Struggling to make many resolutions in 2021? Realising you're fine just as you are may be the best approach this year.

When it came to New Year’s Resolutions, Virginia Woolf’s were 90 years prescient. On 2 January, 1931, she wrote in her diary:

Here are my resolutions for the next 3 months; the next lap of the year.

To have none. Not to be tied.

To be free & kindly with myself, not goading it to parties: to sit rather privately reading in the studio.

To make a good job of The Waves.

To stop irritation by the assurance that nothing is worth irritation [referring to Nelly].

Sometimes to read, sometimes not to read.

To go out yes – but stay at home in spite of being asked.

As for clothes, to buy good ones.

After a year when nothing really went to plan, resolutions have been muted in 2021. We've already spent the various lockdowns either cooking and eating better and nurturing a fitness regime, or giving up completely because, well, there’s been a global pandemic on.

A quiet Christmas away from our families, without all the usual parties, has also meant there is less to atone this January. And while 'Veganuary' claims to be enjoying its biggest year ever, that’s probably more to do with the ongoing climate crisis than anything else.

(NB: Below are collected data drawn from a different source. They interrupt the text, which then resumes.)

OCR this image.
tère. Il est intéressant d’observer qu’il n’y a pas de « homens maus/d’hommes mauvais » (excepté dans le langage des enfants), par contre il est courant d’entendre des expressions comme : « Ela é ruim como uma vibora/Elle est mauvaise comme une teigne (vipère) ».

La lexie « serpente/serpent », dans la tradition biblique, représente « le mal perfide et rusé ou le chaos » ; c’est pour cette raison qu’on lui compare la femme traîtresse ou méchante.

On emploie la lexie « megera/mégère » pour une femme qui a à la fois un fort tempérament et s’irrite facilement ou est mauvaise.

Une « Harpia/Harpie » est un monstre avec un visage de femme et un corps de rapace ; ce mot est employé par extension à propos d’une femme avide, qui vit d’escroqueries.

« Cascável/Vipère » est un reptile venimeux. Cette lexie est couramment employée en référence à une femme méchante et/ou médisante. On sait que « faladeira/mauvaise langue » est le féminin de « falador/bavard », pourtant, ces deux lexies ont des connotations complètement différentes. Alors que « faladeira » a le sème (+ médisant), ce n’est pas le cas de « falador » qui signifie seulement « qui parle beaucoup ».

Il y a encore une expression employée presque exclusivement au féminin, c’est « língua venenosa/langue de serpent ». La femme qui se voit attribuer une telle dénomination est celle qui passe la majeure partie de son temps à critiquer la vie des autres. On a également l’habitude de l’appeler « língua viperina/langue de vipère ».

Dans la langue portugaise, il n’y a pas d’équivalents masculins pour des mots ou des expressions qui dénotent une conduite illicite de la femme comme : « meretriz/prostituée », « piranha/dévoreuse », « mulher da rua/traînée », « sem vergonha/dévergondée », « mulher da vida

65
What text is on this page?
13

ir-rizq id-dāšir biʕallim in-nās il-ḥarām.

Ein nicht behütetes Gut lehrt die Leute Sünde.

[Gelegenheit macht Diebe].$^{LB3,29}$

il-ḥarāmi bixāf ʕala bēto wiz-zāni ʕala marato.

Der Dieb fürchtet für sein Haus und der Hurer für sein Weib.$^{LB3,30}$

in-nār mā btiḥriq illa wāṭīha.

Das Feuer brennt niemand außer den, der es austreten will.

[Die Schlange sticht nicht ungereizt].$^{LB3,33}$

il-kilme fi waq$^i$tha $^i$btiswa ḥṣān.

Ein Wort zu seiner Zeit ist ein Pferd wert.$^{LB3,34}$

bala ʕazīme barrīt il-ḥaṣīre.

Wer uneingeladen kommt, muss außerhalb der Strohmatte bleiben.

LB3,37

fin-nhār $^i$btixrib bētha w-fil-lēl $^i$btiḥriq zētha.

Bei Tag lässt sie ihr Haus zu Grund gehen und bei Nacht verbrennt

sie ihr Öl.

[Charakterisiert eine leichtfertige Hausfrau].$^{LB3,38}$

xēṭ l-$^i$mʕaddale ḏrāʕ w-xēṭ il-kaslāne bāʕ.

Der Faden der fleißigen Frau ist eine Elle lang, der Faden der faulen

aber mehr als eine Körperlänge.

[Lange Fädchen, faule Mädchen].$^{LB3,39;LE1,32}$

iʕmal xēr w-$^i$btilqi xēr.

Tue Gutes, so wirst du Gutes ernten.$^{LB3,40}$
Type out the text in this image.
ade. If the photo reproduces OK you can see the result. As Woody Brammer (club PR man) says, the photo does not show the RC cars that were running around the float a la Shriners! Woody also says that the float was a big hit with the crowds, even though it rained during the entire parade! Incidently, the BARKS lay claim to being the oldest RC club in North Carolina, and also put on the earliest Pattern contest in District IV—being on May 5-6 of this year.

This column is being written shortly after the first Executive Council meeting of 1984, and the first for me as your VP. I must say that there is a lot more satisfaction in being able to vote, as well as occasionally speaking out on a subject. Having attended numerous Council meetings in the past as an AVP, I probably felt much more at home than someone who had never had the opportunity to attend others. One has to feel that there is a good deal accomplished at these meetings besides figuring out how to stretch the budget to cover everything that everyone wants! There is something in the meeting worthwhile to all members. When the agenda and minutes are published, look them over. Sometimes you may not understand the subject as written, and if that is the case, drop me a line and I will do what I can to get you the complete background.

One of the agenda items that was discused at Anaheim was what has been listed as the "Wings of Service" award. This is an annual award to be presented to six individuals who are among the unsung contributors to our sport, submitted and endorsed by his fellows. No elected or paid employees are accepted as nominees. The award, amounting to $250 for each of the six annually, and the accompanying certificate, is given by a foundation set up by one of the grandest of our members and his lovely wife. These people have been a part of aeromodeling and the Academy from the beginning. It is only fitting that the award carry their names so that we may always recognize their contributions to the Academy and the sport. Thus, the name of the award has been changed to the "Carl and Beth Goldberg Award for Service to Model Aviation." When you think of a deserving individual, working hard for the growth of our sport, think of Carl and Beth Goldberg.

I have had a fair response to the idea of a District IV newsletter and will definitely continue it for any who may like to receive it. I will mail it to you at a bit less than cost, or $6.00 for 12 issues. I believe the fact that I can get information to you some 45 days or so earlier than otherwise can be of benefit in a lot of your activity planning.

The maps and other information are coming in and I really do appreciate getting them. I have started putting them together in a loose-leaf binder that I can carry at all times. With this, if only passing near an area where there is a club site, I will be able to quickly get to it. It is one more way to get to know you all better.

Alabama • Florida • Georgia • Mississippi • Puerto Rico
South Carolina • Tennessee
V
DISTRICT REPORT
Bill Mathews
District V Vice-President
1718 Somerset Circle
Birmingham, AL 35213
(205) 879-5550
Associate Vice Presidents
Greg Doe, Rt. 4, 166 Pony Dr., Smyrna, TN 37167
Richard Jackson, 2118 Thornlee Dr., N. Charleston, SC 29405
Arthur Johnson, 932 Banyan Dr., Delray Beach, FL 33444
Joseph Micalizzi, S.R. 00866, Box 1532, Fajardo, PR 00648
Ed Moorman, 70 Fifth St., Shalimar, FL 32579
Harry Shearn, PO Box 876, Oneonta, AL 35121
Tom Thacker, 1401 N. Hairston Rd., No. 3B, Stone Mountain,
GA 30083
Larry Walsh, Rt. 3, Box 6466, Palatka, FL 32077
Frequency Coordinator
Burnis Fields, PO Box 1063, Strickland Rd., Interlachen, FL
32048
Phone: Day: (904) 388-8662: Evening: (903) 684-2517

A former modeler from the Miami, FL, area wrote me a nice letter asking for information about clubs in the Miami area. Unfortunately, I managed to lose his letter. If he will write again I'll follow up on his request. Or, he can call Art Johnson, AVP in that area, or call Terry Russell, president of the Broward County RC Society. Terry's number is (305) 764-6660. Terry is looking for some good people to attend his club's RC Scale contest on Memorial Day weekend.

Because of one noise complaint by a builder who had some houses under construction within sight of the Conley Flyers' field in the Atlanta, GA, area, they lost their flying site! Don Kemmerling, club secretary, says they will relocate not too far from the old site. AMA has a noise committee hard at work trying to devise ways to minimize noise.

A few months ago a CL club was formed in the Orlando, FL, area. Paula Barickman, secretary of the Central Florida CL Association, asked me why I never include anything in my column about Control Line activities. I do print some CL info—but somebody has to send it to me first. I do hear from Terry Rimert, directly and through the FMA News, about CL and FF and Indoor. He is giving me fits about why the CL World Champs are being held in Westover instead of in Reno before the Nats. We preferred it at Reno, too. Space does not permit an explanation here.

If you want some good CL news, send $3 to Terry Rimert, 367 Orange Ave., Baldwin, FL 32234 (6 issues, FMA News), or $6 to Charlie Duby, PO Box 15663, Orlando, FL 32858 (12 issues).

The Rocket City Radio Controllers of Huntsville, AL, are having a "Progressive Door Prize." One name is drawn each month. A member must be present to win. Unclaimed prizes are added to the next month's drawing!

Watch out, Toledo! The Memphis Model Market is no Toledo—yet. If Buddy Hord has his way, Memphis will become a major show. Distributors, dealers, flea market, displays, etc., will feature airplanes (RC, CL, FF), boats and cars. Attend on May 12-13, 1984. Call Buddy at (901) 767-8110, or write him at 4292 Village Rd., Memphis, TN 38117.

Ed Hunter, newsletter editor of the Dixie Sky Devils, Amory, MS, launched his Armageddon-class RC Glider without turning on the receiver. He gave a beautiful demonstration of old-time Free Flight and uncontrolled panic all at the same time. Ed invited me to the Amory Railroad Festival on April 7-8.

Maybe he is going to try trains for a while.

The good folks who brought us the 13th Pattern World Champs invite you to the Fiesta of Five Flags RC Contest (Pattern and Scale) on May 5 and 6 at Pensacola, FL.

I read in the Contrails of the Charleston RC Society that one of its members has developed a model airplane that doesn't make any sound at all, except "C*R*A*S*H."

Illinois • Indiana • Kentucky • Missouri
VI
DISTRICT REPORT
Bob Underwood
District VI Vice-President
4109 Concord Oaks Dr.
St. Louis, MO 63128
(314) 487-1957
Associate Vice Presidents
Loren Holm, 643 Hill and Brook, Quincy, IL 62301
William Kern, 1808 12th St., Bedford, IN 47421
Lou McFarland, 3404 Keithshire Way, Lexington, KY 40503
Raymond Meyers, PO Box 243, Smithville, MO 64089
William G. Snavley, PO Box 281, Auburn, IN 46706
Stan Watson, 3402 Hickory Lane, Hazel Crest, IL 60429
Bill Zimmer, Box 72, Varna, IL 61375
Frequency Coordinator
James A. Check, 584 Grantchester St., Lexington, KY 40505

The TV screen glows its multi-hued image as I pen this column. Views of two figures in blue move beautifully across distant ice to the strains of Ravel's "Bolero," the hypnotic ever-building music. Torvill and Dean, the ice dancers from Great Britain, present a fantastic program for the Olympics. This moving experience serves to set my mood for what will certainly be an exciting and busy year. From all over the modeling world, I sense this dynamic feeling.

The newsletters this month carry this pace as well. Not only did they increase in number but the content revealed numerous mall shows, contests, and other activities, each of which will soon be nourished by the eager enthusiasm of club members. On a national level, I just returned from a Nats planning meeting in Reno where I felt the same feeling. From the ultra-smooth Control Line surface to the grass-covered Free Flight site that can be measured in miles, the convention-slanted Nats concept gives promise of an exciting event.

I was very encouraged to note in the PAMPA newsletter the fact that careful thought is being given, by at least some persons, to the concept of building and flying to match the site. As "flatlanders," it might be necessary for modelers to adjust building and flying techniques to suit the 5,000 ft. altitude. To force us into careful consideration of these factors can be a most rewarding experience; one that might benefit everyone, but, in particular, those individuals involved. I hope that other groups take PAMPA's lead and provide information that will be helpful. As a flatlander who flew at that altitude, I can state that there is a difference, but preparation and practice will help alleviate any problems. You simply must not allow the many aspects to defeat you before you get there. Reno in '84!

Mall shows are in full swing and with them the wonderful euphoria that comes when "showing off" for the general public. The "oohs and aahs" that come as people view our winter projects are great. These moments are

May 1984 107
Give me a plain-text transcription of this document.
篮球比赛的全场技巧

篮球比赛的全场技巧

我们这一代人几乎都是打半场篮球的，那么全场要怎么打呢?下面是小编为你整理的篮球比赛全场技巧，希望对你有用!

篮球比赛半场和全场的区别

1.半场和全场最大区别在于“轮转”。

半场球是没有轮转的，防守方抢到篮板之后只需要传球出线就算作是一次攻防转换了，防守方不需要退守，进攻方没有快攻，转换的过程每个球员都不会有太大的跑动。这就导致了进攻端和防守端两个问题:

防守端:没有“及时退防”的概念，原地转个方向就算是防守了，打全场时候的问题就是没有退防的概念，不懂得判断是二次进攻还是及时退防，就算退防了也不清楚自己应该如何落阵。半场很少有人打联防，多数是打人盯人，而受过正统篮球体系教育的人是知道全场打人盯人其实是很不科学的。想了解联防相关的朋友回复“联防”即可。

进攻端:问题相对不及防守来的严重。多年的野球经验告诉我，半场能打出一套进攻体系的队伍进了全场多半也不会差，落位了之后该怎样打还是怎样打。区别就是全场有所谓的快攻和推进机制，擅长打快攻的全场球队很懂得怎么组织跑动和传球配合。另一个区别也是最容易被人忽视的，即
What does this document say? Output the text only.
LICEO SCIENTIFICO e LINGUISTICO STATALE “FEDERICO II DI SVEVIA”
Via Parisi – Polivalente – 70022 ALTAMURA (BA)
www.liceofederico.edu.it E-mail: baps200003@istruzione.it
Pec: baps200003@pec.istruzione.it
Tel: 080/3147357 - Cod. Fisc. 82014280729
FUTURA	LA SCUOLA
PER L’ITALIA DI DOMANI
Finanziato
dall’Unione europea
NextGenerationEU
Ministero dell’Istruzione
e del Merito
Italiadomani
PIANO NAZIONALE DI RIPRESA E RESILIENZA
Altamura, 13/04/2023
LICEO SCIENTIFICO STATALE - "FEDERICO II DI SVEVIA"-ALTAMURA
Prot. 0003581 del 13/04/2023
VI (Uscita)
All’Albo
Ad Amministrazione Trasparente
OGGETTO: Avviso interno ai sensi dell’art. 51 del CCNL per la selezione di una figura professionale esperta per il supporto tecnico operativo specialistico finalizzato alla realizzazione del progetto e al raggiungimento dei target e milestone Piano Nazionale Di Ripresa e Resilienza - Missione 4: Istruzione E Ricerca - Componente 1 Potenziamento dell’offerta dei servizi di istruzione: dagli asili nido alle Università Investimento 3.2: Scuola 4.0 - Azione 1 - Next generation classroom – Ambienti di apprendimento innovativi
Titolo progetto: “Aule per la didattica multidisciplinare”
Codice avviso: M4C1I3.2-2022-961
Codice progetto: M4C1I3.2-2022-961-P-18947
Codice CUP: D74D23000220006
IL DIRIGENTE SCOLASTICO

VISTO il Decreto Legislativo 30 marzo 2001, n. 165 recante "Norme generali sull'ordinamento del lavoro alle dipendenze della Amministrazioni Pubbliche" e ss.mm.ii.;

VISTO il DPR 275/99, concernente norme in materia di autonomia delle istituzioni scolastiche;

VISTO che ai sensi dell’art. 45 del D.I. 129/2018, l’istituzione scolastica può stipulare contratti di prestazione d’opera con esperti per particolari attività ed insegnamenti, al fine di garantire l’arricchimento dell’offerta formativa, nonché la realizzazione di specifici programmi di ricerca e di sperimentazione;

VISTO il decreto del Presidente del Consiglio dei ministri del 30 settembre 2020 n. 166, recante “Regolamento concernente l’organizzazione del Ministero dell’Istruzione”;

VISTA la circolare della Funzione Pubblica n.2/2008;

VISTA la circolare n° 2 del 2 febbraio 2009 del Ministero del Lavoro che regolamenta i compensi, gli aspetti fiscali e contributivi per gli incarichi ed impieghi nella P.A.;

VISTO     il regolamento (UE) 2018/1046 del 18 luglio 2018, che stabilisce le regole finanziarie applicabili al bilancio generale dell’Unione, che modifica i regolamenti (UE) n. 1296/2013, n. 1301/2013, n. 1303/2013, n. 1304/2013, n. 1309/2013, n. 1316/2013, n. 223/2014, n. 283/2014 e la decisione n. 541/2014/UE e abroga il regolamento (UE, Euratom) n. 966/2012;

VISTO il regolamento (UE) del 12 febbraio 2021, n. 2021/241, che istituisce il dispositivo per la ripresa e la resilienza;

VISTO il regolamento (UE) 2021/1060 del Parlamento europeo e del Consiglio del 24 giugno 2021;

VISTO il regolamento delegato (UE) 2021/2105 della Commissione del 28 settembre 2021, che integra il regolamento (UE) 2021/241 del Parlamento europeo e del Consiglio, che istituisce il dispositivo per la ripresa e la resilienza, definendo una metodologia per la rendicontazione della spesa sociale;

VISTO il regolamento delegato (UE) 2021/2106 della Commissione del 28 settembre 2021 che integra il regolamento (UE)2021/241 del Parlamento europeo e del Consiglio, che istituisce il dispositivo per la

Instead, Woolf’s determination “Not to be tied. To be free & kindly with myself” feels wise and familiar after a tough 2020. As for “not goading it to parties”, there aren’t any to go to. Locked down for the next couple of months (at least), many of us will indeed “sit rather privately reading” for now.

'Woolf’s determination feels wise and familiar after a tough 2020'

Woolf’s is a pleasing list but it’s not what I turned to in the first dawn of 2021. Rather, I went to a short passage from A Room of One’s Own, her feminist polemic that was originally two lectures given at Girton College, Cambridge:

No need to hurry, no need to sparkle, no need to be anybody but oneself.

These words sit on my desk, quite without ceremony. Green ink on a ripped-out corner from a lined A4 notepad, they wear the damage of water spills and crumples. I wrote them out a while ago, when I felt I needed the reminder. At the beginning of a new year that doesn’t feel like it will get going for at least a season, Woolf’s words feel pertinent again.

This year of stasis has brought with it new, and peculiar, ambitions: should we be learning languages, writing novels, perfecting the rise of our sourdough loaves or renovating our homes? Social media trills as much with the success of others as it does the slumps we’ve been occupying. Even at a time when to make it through a day emotionally unscathed should be an achievement, it can be easy to believe we should be doing more.

'If lockdown has shown us anything, it’s that we should be – as Woolf says – 'kindly' with ourselves.'

If lockdown has shown us anything, it’s that we should be – as Woolf says – 'kindly' with ourselves. Self care is something authors have long grappled with. In 1972, Susan Sontag wrote “a New Year’s Prayer” in her diary that started: “Kindness, kindness, kindness.”

Forty years later, Ann Patchett wrote about the necessity of forgiveness in her literary memoir, This Is the Story of a Happy Marriage"The key to finding any semblance of happiness," she concluded, could be summed up thus: “again and again throughout the course of my life I will forgive myself".

More recently, in her collection of essays written at the start of the pandemic, Intimations, Zadie Smith ends one chapter with the following advice for the reader experiencing an inevitable bad day: "[I]t might be worth allowing yourself the admission of the reality of suffering, if not for yourself, exactly, then in preparation for that next painful bout of video-conferencing."

Empathy, self-acceptance, going gently: all notions fiction can teach us to be better at. For me, along with Woolf's wisdom, this is captured best in a line issued in frustration and desperation by Paul D to Sethe in Toni Morrison’s Beloved: “You your best thing, Sethe. You are”. Right now, it is useful to remember that we are more than what we do, what we buy or what we post on the internet.